The lab is not in Iran, but at the Stanford Linear Accelerator Center (SLAC) in California. Rahatlou had been working there for nearly five years when officers from the US Department of Energy (DOE) visited him. He had, by all accounts, been an exceptional physicist. SLAC is a purely academic laboratory, which houses no classified research, and the experiment on which he was working makes all its findings publicly available. Even the lab's scientific leaders don't know why Rahatlou was barred from the premises (see page 229).

The DOE, which manages nuclear weapons facilities in addition to running civilian laboratories such as SLAC, has a duty to protect national security.
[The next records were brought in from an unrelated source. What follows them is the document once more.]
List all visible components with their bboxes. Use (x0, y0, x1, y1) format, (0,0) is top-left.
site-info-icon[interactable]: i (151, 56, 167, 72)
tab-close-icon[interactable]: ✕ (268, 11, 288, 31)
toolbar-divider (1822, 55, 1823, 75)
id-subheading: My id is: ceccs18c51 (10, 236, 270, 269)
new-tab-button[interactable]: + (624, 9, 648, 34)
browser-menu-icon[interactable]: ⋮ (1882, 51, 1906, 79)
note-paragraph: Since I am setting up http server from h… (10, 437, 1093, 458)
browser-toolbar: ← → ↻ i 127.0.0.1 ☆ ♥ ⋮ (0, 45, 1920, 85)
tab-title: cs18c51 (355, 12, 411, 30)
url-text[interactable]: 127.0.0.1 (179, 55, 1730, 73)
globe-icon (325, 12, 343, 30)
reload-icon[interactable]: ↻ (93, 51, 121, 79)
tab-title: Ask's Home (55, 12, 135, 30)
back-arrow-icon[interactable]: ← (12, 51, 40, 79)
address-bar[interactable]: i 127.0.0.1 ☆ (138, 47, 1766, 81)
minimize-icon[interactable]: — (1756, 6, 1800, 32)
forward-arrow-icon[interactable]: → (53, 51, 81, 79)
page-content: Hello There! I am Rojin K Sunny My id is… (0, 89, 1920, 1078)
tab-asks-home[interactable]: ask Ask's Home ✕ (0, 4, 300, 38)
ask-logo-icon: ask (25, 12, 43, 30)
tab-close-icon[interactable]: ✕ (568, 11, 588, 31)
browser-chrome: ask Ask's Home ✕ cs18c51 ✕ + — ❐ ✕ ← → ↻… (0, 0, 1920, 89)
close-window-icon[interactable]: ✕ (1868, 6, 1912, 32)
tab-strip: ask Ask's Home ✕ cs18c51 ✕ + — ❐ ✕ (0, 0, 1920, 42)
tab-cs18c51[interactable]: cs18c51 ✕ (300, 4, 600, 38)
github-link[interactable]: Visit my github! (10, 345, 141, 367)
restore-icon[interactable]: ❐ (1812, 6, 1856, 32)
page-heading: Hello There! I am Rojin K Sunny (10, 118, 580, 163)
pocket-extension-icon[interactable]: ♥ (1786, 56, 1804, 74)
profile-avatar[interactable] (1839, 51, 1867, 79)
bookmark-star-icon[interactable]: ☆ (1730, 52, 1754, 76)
Since the attacks of 11 September 2001, it has subjected many foreign researchers to background checks. But in a democracy, those who come under suspicion should have the right to know the accusations that they face, and have the right to appeal.

Rahatlou may come from a state designated as a “sponsor of terror”, but he is also one of the most hard-working physicists in a collaboration of more than 600 researchers from 10 countries. It is time for the US government to take a second look at his case. The DOE says the matter cannot be discussed further because it is classified, but many scientific officials — including John Marburger, the president's science adviser — have high-level security clearance. It is up to them to find a way to give Rahatlou his day in court.

The shocking pictures that have emerged from the Abu Ghraib jail in Iraq have sullied the United States' reputation across the Islamic world. Rahatlou's case is not in the same league of infamy. But it adds to a damaging impression that US officials are prepared to ride roughshod over those they see as potential enemies in the ‘war on terror’. If US labs are to continue to attract the world's best scientific talent, visitors need to know that they will be treated with respect and dignity under the law.